A heated cylindrical billet workpiece is fed between two convex-tapered rollers, which are rotating in the same direction. The rollers are usually 6° askew from parallel with the billet's axis. The rollers are on opposite sides of the billet, and the surface of their largest cross sections are separated by a distance slightly smaller than the outside diameter (OD) of the original billet. The load imparted by the rollers compresses the material and the 6° skew provides both rotation and translation to the billet. The friction between the rollers and the billet is intentionally high, and is sometimes increased by using knurled rollers. This friction establishes stresses varying radially through the billet, with the highest stresses at the OD and the central axis. The stress exceeds the yield strength of the billet and causes circumferential fissures to propagate at various radii near the OD, and a central longitudinal void to form at the axis.
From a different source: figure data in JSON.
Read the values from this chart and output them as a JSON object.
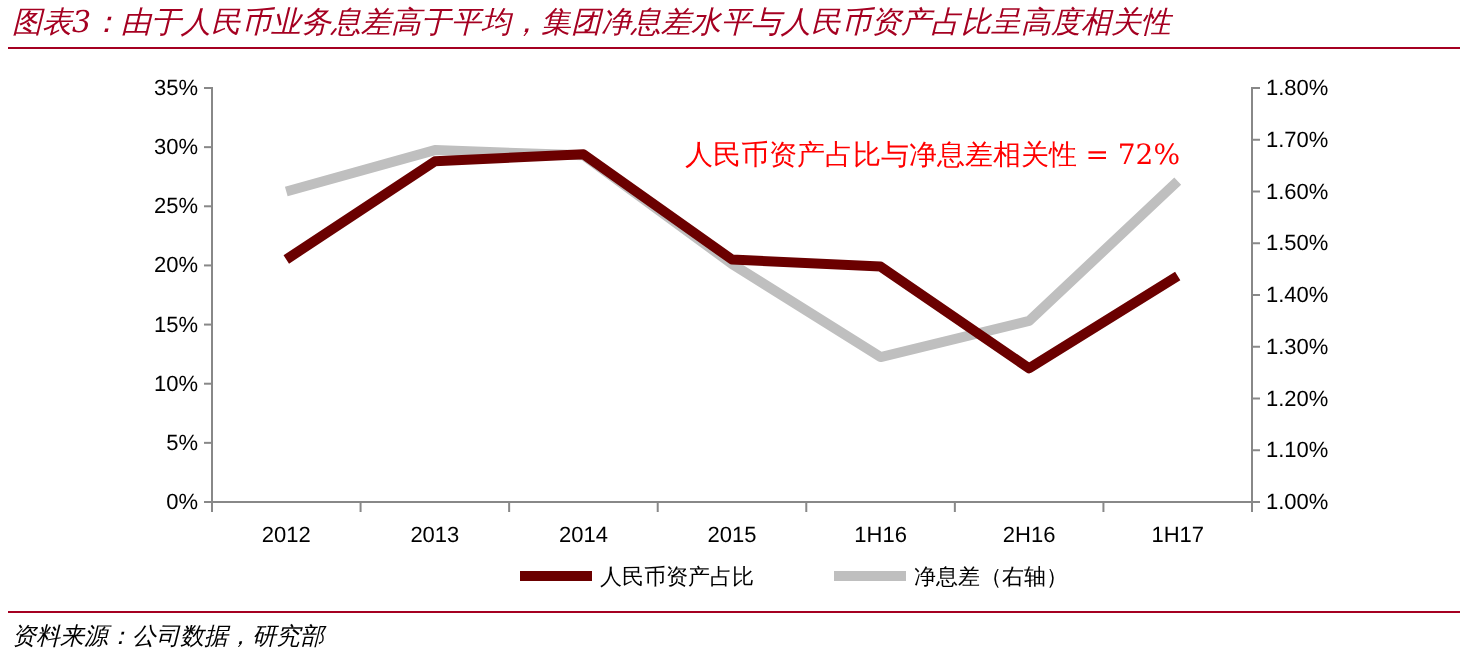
{
  "chart_data": {
    "type": "line",
    "title": "图表3：由于人民币业务息差高于平均，集团净息差水平与人民币资产占比呈高度相关性",
    "categories": [
      "2012",
      "2013",
      "2014",
      "2015",
      "1H16",
      "2H16",
      "1H17"
    ],
    "series": [
      {
        "name": "人民币资产占比",
        "color": "#6b0000",
        "values": [
          20.5,
          28.8,
          29.4,
          20.5,
          19.9,
          11.3,
          19.1
        ]
      },
      {
        "name": "净息差（右轴）",
        "color": "#bfbfbf",
        "axis": "y2",
        "values": [
          1.6,
          1.68,
          1.67,
          1.46,
          1.28,
          1.35,
          1.62
        ]
      }
    ],
    "ylim": [
      0,
      35
    ],
    "yticks": [
      {
        "value": 0,
        "label": "0%"
      },
      {
        "value": 5,
        "label": "5%"
      },
      {
        "value": 10,
        "label": "10%"
      },
      {
        "value": 15,
        "label": "15%"
      },
      {
        "value": 20,
        "label": "20%"
      },
      {
        "value": 25,
        "label": "25%"
      },
      {
        "value": 30,
        "label": "30%"
      },
      {
        "value": 35,
        "label": "35%"
      }
    ],
    "y2lim": [
      1.0,
      1.8
    ],
    "y2ticks": [
      {
        "value": 1.0,
        "label": "1.00%"
      },
      {
        "value": 1.1,
        "label": "1.10%"
      },
      {
        "value": 1.2,
        "label": "1.20%"
      },
      {
        "value": 1.3,
        "label": "1.30%"
      },
      {
        "value": 1.4,
        "label": "1.40%"
      },
      {
        "value": 1.5,
        "label": "1.50%"
      },
      {
        "value": 1.6,
        "label": "1.60%"
      },
      {
        "value": 1.7,
        "label": "1.70%"
      },
      {
        "value": 1.8,
        "label": "1.80%"
      }
    ],
    "annotations": [
      "人民币资产占比与净息差相关性 = 72%",
      "资料来源：公司数据，研究部"
    ],
    "legend": "bottom",
    "grid": false,
    "marker": "none",
    "line_style": "solid"
  }
}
A tapered mandrel is set inside and a short distance from the start of the central void. This mandrel forces the material outward and compresses the material against the back side of the tapered rollers. This compressive loading fuses the circumferential fissures and sets the initial internal diameter and OD values. The formed tube is then cooled and can be cold worked to refine the diameters and to achieve the desired yield strengths.
Mannesmann mills can produce tubes as large as 300 mm (12 in) in diameter.
The Stiefel process is very similar to the Mannesmann process, except that the convex rollers are replaced with large conical disks. This allows for larger tubes to be formed.